It was in the line at the market yesterday.
The checkout girl asked me about the pears
on my left arm. Surprised for a second,
because in Manhattan I am rarely asked
to surface out of invisibility, I came stuttering.
“Augustine.” As though it were
an invocation. “His first sin was stealing a pear.”
I explained, “Out of desire. Not because
he was hungry or in need
of fruit.” Her face was so still and confused:
her teeth interrupted somewhere.
Often, I laugh when I have nothing to say.
And I flashed my tattoo one more time
leaving. Maybe she laughed too. And
if that is true then perhaps it is also the case
that we were laughing out of understanding
the same strange discomfort.
To tell the truth I did not know that story
until two years after I had paid $80 for the taupe pears
and their stems next to my body, a bluer green
than the one in the drawing. The stippling
of blood underneath it was pink and convincing
but soon healed off. This was in Ann Arbor. I was eighteen—
No, nineteen, but eighteen when I remember it.
We had walked all day, my friend and I, speaking
to body artists as though we were litigators. We forced
them to draw sample sketches of produce
that we criticized and then refused. And kept walking.

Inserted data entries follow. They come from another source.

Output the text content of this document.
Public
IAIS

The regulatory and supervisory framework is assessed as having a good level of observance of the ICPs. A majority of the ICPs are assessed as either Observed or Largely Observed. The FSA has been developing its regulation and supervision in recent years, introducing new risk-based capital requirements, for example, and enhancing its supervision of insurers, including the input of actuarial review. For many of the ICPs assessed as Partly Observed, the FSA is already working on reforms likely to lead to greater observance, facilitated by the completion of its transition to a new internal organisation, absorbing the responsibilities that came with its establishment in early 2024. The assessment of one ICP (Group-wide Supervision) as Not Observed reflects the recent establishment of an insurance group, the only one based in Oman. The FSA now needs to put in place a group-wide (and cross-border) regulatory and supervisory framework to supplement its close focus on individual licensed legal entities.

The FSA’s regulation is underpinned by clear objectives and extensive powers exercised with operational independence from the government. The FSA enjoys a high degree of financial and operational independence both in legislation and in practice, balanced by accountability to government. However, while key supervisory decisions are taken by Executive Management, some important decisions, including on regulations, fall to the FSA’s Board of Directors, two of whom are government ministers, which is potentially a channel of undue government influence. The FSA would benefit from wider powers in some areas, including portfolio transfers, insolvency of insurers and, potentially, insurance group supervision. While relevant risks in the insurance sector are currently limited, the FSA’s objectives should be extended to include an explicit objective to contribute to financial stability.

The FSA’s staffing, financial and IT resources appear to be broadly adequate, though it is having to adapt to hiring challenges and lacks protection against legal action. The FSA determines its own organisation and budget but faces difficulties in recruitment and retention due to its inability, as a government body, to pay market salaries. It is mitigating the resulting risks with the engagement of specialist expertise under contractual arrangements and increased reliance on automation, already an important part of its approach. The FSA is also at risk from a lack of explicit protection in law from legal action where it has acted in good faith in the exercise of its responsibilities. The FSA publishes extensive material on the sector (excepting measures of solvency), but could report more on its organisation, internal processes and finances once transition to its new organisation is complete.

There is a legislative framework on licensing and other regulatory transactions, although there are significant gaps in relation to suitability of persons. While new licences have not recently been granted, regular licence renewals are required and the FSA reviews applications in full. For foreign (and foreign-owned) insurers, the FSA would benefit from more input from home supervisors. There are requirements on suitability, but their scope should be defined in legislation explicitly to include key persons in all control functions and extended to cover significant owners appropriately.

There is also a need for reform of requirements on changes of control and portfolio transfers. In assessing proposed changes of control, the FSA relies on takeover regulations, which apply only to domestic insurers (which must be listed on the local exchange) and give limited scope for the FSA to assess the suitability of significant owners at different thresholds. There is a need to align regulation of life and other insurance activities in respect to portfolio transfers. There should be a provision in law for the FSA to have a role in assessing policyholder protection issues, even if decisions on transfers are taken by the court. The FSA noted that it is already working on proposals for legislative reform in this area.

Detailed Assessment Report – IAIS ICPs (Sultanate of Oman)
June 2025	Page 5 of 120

Maybe selectivity is forgivable in context
of the permanence we sought after. Though too
I am sure that we had little sense
of time that wasn’t ours to spend
stuck with ink, pins or whatever was used
to penetrate skin, illustrate, alter it.
She got a beet. We liked the way these renderings
of produce looked. Their line detail. We were excited
to uncover them when they healed. I thought also:
embarrassing but true, of a girl I used to watch
use the elliptical machine at college
and her arm moving back and forth with colored vines
wrapping around it. How she managed to look complicated
even though she was going nowhere. But how to explain that?
We are born out of desire. Not need or reason.